The Quietus - A new rock music and pop culture website


Angeline Morrison
The Sorrow Songs: Folk Songs of Black British Experience Daniel Hignell , October 20th, 2022 09:26

The Cornish singer reintegrates tales of Black British experience into the English folk tradition

It’s perhaps a little awkward to describe any given musical project as ‘important’ – an adjective that is used far too frequently and often serves little purpose other than to sate the ego of the artist involved. And yet, you’d be hard-pressed to argue that Angeline Morrison’s The Sorrow Songs is not an important record, in a quite literal sense. Striving to integrate the unsung tales of the African diaspora into the British folk tradition, Morrison not only succeeds in her task of ‘re-storytelling’ these overlooked narratives but does so through the prism of a rather wonderful – and rather traditional – folk album.

Whilst the tracks are interspersed by rather caustic bursts of casual racism – snippets of spoken text that depict the sort of hostile environments many of the albums protagonists are embedded within - the songs themselves are a more subtle affair. The lyrics invoke a broad mix of scenes and emotions, their stories underscored by the somewhat bleak invocations of family and nationhood for which the form is known. Indeed, much of the album’s strength comes from the way in which Morrison merges her chosen subject with the dictates of folk lyrical expression.

Lead single ‘Unknown African Boy’ is a case in point. Passages such as “if the sea be your bed, and the waves be your pillow, may the sun in the sky keep you from all harm. The earth is your mother now, dear baby; she will hold you safe in her soft brown arms,” draw upon the specific tenor of British folk music, whilst neatly reframing the characters within to incorporate the Black experience. A reliance on not only pretty, plucky banjos and guitars, but equally long, drawn-out phrases of autoharp and violin, serve to amplify the sorrow to which the title alludes. ‘Mad Haired Moll ‘O Bedlam’, a story about the horrors of Bedlam prison replete with string drones and haunting vocal harmonies, is perhaps the standout here, a thoroughly depressing account of London’s cruel history of incarceration. In contrast, ‘The Hand of Fanny Johnson’ is a rather jaunty tale of a burial, a song that may even be considered merry – so long as you don’t listen to the words.
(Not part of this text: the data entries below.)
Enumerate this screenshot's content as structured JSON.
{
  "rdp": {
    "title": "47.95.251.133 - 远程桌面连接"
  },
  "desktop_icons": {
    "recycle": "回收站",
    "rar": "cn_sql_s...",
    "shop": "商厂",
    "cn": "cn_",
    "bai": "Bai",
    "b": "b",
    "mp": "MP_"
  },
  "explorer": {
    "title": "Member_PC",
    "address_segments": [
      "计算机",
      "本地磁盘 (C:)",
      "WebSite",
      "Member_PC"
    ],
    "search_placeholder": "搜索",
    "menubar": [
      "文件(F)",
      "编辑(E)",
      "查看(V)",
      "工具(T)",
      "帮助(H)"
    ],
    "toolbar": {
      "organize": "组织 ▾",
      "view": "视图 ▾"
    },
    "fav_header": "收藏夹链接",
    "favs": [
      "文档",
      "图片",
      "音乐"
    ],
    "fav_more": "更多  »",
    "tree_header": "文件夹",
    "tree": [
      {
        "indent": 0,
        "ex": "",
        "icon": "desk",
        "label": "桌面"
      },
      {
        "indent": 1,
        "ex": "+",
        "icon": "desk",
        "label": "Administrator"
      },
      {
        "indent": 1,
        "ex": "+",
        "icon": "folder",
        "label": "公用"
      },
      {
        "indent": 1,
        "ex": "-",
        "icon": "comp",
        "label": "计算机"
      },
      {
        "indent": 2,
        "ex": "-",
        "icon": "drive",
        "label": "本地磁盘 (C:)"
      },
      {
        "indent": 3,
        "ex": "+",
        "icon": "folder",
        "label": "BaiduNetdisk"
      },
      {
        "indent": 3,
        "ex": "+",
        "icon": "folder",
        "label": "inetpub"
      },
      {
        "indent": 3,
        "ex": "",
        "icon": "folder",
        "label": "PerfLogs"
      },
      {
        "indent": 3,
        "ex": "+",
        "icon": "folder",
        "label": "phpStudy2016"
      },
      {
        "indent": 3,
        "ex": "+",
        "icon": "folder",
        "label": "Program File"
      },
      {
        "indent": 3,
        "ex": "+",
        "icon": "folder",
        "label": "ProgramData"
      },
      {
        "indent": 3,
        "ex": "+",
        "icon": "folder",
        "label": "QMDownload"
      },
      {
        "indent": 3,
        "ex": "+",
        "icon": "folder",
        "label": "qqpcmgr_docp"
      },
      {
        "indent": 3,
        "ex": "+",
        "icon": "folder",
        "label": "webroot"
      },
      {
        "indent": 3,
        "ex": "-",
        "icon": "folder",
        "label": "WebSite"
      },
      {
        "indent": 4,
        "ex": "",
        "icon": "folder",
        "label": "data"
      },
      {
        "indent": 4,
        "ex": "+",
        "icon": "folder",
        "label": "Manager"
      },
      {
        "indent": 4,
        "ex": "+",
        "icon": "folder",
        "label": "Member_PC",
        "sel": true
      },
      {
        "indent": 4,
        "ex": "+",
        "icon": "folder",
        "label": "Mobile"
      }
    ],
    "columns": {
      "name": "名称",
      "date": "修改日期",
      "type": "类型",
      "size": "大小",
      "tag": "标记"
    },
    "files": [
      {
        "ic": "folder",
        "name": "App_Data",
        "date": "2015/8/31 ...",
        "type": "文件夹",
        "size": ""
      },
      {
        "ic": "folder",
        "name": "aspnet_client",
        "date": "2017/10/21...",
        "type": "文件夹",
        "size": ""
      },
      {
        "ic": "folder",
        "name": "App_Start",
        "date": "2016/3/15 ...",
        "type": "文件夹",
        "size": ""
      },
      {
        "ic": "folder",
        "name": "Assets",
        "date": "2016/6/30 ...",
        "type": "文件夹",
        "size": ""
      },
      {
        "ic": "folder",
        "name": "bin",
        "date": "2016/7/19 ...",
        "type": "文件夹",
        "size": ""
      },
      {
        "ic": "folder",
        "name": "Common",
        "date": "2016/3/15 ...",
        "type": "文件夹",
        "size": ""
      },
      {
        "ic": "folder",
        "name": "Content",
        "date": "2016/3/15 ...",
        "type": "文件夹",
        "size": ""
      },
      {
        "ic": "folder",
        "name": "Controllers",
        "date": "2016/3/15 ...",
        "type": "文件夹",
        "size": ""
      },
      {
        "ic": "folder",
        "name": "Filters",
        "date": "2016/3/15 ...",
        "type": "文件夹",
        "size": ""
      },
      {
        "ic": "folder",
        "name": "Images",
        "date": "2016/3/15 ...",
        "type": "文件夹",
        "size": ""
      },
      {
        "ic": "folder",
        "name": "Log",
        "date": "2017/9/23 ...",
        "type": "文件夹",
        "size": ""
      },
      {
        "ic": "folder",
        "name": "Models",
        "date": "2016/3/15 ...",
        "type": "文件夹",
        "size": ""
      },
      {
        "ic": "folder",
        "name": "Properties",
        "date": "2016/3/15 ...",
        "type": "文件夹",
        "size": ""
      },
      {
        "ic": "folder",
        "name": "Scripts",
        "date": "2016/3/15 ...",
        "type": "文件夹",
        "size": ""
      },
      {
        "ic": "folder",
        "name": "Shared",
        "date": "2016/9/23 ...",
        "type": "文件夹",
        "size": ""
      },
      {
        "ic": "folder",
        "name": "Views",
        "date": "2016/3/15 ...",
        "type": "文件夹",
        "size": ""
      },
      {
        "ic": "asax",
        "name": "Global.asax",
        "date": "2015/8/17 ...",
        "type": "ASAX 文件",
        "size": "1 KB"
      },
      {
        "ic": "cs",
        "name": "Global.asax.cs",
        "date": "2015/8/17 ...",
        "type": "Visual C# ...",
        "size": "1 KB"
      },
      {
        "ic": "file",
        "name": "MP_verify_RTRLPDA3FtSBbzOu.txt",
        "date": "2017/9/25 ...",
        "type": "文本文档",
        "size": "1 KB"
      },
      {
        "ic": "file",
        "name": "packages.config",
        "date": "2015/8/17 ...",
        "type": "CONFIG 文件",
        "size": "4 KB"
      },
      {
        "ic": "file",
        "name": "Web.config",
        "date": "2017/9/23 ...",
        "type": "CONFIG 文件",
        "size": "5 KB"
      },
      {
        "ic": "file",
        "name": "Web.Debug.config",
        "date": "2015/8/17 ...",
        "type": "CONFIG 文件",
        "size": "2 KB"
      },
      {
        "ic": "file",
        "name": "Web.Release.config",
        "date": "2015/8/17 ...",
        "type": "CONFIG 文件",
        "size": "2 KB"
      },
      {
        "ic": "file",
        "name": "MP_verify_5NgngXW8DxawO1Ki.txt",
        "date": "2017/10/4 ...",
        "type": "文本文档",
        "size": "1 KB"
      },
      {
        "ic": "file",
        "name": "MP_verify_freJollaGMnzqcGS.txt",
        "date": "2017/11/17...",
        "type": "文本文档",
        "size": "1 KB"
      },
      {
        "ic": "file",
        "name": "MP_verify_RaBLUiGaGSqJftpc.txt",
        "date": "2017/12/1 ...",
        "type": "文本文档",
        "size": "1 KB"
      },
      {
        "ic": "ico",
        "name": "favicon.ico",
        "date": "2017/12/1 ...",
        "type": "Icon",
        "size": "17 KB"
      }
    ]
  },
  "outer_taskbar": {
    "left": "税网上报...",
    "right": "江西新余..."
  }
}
Working with an impressive line-up of accompanying musicians – Cohen Braithwaite-Kilcoyne, Clarke Camilleri, Hamilton Gross, Rosie Crow, Alex Neilson, Eliza Carthy and Martin Carthy – Morrison has constructed a moving account of a subject that has sadly been all too absent to this point. Folk music, somewhat by definition, celebrates a diverse palette of human creativity – a fact only tempered by the wider scenes’ typical whiteness. Through her dedication to uncovering and retelling stories that by all rights should be embedded in the tradition already – and doing so through the composition of some truly excellent music – Morrison has forged an evocative and, yes, important addition to the British folk repertoire.